The tweet that resulted in Danny Baker losing his job at BBC Radio 5 is being reviewed by police.
The broadcaster lost his job on Thursday after tweeting a joke about the Duke and Duchess of Sussex’s son featuring a picture of a chimpanzee, the day after the Royals posed with their new arrival, Archie Mountbatten-Windsor.
Scotland Yard confirmed the force had received an allegation in relation to a tweet posted on May 8.
“An allegation has been received by the Metropolitan Police Service on Thursday May 9 in relation to a tweet published on May 8.
“As is routine, the allegation will be reviewed and assessed by specialist officers,” the Met said.
Following a backlash amid accusations of racism, Baker said he wanted to “formally apologise for the outrage I caused” following “one of the worst days of my life”.
He said: “I chose the wrong photo to illustrate a joke. Disastrously so.
“In attempting to lampoon privilege and the news cycle I went to a file of goofy pictures and saw the chimp dressed as a Lord and thought, ‘That’s the one!’
“Had I kept searching I might have chosen General Tom Thumb or even a baby in a crown. But I didn’t. God knows I wish had.
“Minutes later I was alerted by followers that this royal baby was of course mixed race and waves of panic and revulsion washed over me.
“F***, what had I done? I needed no lessons on the centuries slurs equating simians and people of colour. Racism at its basest.”

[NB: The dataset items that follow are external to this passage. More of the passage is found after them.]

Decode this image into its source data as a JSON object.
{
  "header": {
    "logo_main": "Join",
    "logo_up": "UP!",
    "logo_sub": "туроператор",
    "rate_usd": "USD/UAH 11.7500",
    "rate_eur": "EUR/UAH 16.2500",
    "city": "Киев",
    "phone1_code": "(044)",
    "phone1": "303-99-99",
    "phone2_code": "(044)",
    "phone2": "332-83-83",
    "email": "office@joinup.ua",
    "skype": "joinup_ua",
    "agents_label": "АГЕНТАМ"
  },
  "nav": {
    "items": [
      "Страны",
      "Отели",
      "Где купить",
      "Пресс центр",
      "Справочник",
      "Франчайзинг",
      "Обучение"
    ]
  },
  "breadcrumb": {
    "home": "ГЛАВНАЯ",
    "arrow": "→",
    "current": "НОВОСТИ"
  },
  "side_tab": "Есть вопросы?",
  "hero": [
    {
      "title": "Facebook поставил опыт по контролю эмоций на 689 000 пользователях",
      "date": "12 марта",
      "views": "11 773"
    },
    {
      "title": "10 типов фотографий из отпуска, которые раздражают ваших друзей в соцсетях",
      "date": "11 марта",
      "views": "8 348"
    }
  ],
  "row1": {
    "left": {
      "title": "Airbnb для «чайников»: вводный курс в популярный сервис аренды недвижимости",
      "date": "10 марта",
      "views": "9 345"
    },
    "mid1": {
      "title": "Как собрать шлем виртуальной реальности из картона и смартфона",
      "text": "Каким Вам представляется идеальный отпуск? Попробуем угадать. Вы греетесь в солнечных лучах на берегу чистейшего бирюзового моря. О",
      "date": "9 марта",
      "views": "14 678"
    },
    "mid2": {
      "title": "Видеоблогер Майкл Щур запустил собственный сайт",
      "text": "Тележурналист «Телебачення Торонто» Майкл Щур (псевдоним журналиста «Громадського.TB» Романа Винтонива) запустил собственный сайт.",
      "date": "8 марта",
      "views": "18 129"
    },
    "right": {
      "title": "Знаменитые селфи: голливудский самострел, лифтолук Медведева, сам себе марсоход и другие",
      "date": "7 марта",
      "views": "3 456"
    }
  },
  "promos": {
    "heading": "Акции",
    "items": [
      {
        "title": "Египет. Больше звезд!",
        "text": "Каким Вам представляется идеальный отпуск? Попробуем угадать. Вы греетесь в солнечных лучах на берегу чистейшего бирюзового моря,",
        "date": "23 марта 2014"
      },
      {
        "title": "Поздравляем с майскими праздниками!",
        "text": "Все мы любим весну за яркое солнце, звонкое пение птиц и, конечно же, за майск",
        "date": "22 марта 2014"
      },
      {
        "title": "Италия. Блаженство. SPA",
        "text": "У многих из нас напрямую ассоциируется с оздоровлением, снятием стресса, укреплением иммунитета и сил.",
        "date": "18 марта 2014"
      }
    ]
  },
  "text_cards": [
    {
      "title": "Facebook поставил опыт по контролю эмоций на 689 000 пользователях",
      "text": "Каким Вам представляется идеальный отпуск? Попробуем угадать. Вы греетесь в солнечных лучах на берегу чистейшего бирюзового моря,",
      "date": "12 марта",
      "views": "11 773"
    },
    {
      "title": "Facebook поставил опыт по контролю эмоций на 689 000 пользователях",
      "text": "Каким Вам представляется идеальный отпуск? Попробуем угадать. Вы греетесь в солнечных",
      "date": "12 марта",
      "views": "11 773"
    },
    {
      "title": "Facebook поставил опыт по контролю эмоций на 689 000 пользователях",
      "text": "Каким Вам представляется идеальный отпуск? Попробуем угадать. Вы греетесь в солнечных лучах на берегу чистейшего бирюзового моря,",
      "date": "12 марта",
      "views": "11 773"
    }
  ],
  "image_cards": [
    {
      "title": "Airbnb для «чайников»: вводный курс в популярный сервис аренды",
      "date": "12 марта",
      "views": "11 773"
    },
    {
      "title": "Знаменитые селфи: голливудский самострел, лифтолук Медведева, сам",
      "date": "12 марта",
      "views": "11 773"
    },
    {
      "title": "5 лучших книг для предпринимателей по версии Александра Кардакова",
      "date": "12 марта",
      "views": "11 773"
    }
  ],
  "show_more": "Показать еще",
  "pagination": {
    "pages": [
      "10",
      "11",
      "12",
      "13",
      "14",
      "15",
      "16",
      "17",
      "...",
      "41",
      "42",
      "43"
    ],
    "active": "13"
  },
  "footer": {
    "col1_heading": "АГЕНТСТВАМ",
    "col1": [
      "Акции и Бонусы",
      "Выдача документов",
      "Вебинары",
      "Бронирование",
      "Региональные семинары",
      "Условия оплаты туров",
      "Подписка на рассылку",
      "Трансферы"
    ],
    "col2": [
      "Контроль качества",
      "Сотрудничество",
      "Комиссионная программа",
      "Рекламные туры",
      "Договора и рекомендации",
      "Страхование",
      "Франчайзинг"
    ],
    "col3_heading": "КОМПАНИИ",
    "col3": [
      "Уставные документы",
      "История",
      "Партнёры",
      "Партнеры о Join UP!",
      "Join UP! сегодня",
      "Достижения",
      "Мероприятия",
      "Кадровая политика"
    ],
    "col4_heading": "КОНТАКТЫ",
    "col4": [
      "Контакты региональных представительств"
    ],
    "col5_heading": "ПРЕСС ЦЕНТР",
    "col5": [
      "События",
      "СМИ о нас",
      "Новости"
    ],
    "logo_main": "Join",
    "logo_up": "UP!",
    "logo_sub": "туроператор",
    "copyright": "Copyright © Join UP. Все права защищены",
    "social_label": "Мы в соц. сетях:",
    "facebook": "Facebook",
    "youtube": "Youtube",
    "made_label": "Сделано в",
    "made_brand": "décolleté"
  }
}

Following his dismissal by the BBC, the 61-year-old blasted his bosses for their handling of the situation and said he was trying to make a point about class.
Speaking to journalists outside his London home, he said it was “weaselly for the BBC to chuck us under the bus”.
He revealed that he ended his “lecture” from his bosses “with two very old fashioned Anglo-Saxon words”.
Baker alerted fans to his sacking when he tweeted “just got fired from BBC 5 Live”, before the BBC had made a statement.
BBC Radio 5 Live previously dropped Baker’s soccer phone-in show in 1997 when the broadcaster’s news chief Tony Hall, now the corporation’s director general, said he had crossed “the line between being humorous and controversial and being insulting”.
His BBC London 94.9 show was axed in 2012, days before he was due to be inducted into the Radio Academy Hall of Fame.